Les chantiers de l'eau

Depuis 2009, la RBEA devenue EauSHD a modernisé un réseau d'eau jusqu'alors calamiteux  afin de mettre un terme aux ruptures d'approvisionnement, de sécuriser la ressource en eau, de garantir la défense incendie et d'autoriser le développement urbain de Briançon.
 

10 ans de chantiers colossaux

2009 : un réseau dans un état alarmant

Dès sa prise de fonction, l’équipe de Gérard Fromm prend acte de l’état désastreux du réseau, à l’abandon depuis des décennies. Les canalisations datent pour la plupart des années 1920. Du fait de leur vétusté, elles dégradent la qualité de l’eau. Les réservoirs, construits dans les années 1930 à 1950, sont sous-dimensionnés, si  bien qu’ils ne permettent pas de garantir la fourniture d’eau potable et la défense incendie. D’ailleurs en 2011 et 2012, des ruptures de canalisation privent d’eau 80% des Briançonnais pendant plusieurs jours.

 

2019 : un approvisionnement sécurisé avec une eau de meilleure qualité

Après10 ans de chantiers titanesques, la desserte des foyers et la défense incendie sont enfin sécurisées grâce à 5 nouveaux réservoirs qui multiplient par 3 les réserves en eau de la commune. Ils ont déjà fait la preuve de leur efficacité : fin 2015, un violent incendie se déclare à Fontchristianne, heureusement maîtrisé grâce à la nouvelle cuve de 500 m3. Fin 2016, la canalisation de la Draye se rompt. Pendant 24h, les réservoirs des Salettes, qui desservent 80% des foyers, ne sont plus alimentés. Mais grâce au doublement de leur capacité de stockage, la distribution d’eau potable est maintenue sans interruption.

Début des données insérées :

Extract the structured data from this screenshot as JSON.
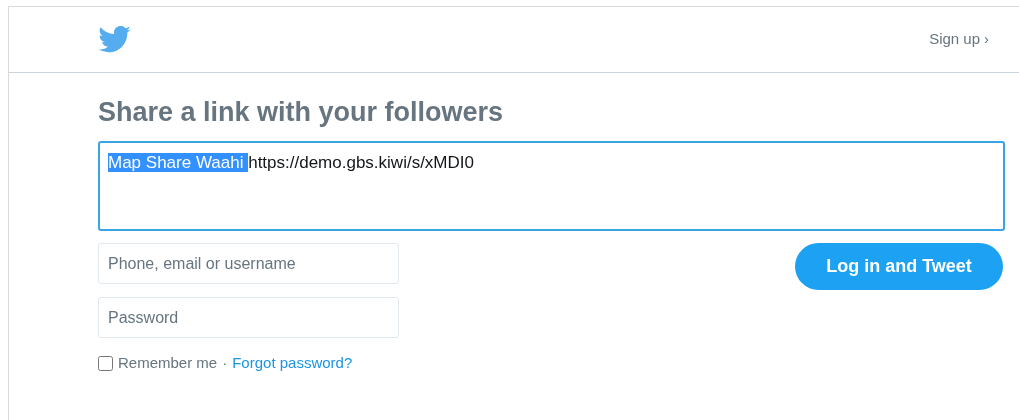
{
  "header": {
    "sign_up": "Sign up",
    "sign_up_arrow": "›"
  },
  "title": "Share a link with your followers",
  "tweet_box": {
    "segments": [
      {
        "text": "Map Share Waahi",
        "selected": true
      },
      {
        "text": "https://demo.gbs.kiwi/s/xMDI0",
        "selected": false
      }
    ]
  },
  "username_field": {
    "placeholder": "Phone, email or username"
  },
  "password_field": {
    "placeholder": "Password"
  },
  "remember_me": {
    "label": "Remember me",
    "checked": false
  },
  "separator": "·",
  "forgot_password": "Forgot password?",
  "submit_button": "Log in and Tweet"
}
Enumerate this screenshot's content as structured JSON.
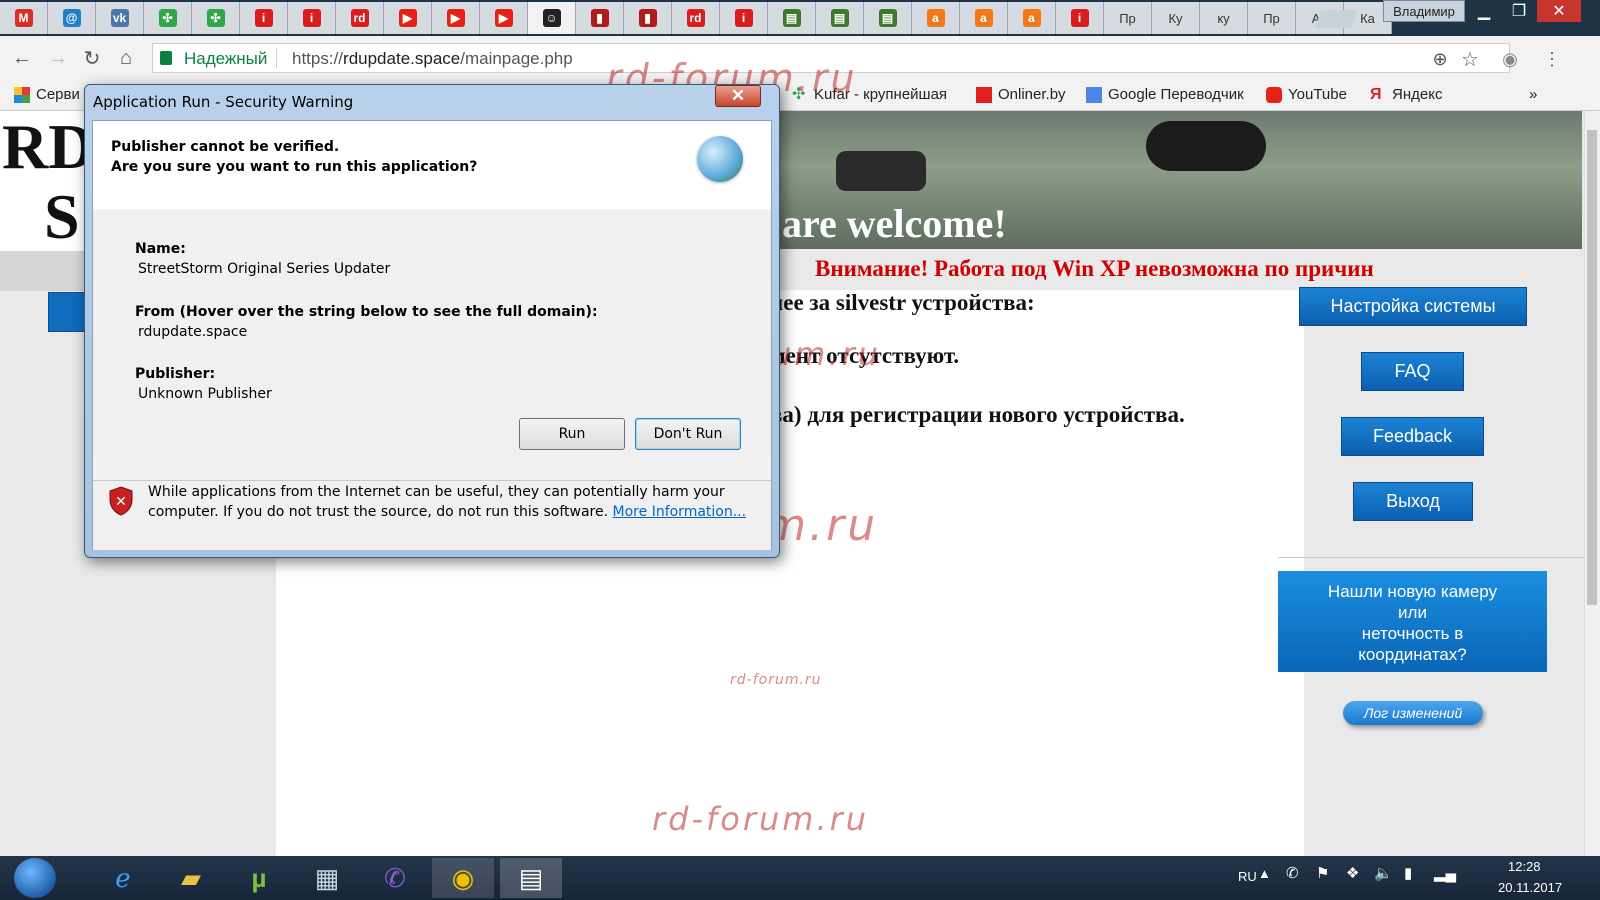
{
  "browser": {
    "tabs": [
      {
        "glyph": "M",
        "color": "#d93025"
      },
      {
        "glyph": "@",
        "color": "#1f7fc4"
      },
      {
        "glyph": "vk",
        "color": "#4a76a8"
      },
      {
        "glyph": "✣",
        "color": "#30a84a"
      },
      {
        "glyph": "✣",
        "color": "#30a84a"
      },
      {
        "glyph": "i",
        "color": "#d91c1c"
      },
      {
        "glyph": "i",
        "color": "#d91c1c"
      },
      {
        "glyph": "rd",
        "color": "#d91c1c"
      },
      {
        "glyph": "▶",
        "color": "#e62117"
      },
      {
        "glyph": "▶",
        "color": "#e62117"
      },
      {
        "glyph": "▶",
        "color": "#e62117"
      },
      {
        "glyph": "☺",
        "color": "#222222"
      },
      {
        "glyph": "▮",
        "color": "#b01c1c"
      },
      {
        "glyph": "▮",
        "color": "#b01c1c"
      },
      {
        "glyph": "rd",
        "color": "#d91c1c"
      },
      {
        "glyph": "i",
        "color": "#d91c1c"
      },
      {
        "glyph": "▤",
        "color": "#3a7a2a"
      },
      {
        "glyph": "▤",
        "color": "#3a7a2a"
      },
      {
        "glyph": "▤",
        "color": "#3a7a2a"
      },
      {
        "glyph": "a",
        "color": "#f07a1a"
      },
      {
        "glyph": "a",
        "color": "#f07a1a"
      },
      {
        "glyph": "a",
        "color": "#f07a1a"
      },
      {
        "glyph": "i",
        "color": "#d91c1c"
      },
      {
        "glyph": "Пр",
        "color": ""
      },
      {
        "glyph": "Ку",
        "color": ""
      },
      {
        "glyph": "ку",
        "color": ""
      },
      {
        "glyph": "Пр",
        "color": ""
      },
      {
        "glyph": "Ан",
        "color": ""
      },
      {
        "glyph": "Ка",
        "color": ""
      }
    ],
    "user_label": "Владимир",
    "secure_label": "Надежный",
    "url_scheme": "https://",
    "url_host": "rdupdate.space",
    "url_path": "/mainpage.php",
    "bookmarks": {
      "services": "Серви",
      "kufar": "Kufar - крупнейшая",
      "onliner": "Onliner.by",
      "translate": "Google Переводчик",
      "youtube": "YouTube",
      "yandex": "Яндекс",
      "more": "»"
    }
  },
  "site": {
    "logo_line1": "RD",
    "logo_line2": "S",
    "hero_text": "are welcome!",
    "warning_banner": "Внимание! Работа под Win XP невозможна по причин",
    "content_line1": "нее за silvestr устройства:",
    "content_line2": "мент отсутствуют.",
    "content_line3": "ва) для регистрации нового устройства.",
    "sidebar": {
      "system_settings": "Настройка системы",
      "faq": "FAQ",
      "feedback": "Feedback",
      "logout": "Выход",
      "camera_line1": "Нашли новую камеру",
      "camera_line2": "или",
      "camera_line3": "неточность в",
      "camera_line4": "координатах?",
      "changelog": "Лог изменений"
    },
    "watermark": "rd-forum.ru"
  },
  "dialog": {
    "title": "Application Run - Security Warning",
    "close": "✕",
    "heading1": "Publisher cannot be verified.",
    "heading2": "Are you sure you want to run this application?",
    "name_label": "Name:",
    "name_value": "StreetStorm Original Series Updater",
    "from_label": "From (Hover over the string below to see the full domain):",
    "from_value": "rdupdate.space",
    "publisher_label": "Publisher:",
    "publisher_value": "Unknown Publisher",
    "run_button": "Run",
    "dont_run_button": "Don't Run",
    "footer_line1": "While applications from the Internet can be useful, they can potentially harm your",
    "footer_line2": "computer. If you do not trust the source, do not run this software.",
    "more_info_link": "More Information..."
  },
  "taskbar": {
    "lang": "RU",
    "time": "12:28",
    "date": "20.11.2017"
  },
  "colors": {
    "accent_blue": "#0f6cbf",
    "warning_red": "#d10000",
    "secure_green": "#0b8043"
  }
}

Quant à la qualité de l’eau, elle affiche une nette amélioration, liée au captage de nouvelles sources et au renouvellement de 25 km de canalisations, soit 33 % du réseau.

 

 

Quelques chiffres limpides

Canalisations neuves

2009 : 0
2019 : 30 km

 

Nombre de réservoirs

2009 : 11
2019 : 16  (+68%)

 

Capacité de stockage

2009 : 4200 m3
2019 : 7200 m3 (+71%)

 

Qualité de l'eau

2009 : haute teneur en sulfates et calcaire
2019 : pureté minérale surpassant les normes sanitaires européennes

 

Montant annuel des travaux

2009 : 51400 €
2019 : 1,5 à 2 millions d'euros

 

Nombre d'employés Eau SHD

2009 : 6
2019 : 23

 

 

Traque aux fuites

Pour lutter contre le gaspillage,  l’Agence de l’Eau a sorti la carotte et le bâton : généreuses subventions  aux porteurs de projets de réduction de fuites sur les réseaux, amendes salées pour les autres au-delà de 15% de déperditions.

Avec ses 30% de fuites en 2010 –ramené à 22% en 2019- la RBEA était dans la ligne de mire.  Elle a donc engagé des travaux de sectorisation du réseau : les réservoirs et une partie des canalisations sont désormais équipés de capteurs couplés à des dispositifs de télétransmission. A partir de ce maillage, un programme informatique interroge le réseau, secteur par secteur, afin de localiser d’éventuelles fuites. 

Conçu sur mesure, ce logiciel de 250 000 € a été financé à 50% par l’Agence de l’Eau. Dès la première année, il a permis d’économiser 200 000 m3 d’eau.  Une innovation de pointe présentée en Californie où, face à la sécheresse, la gestion durable de l’eau devient une urgence.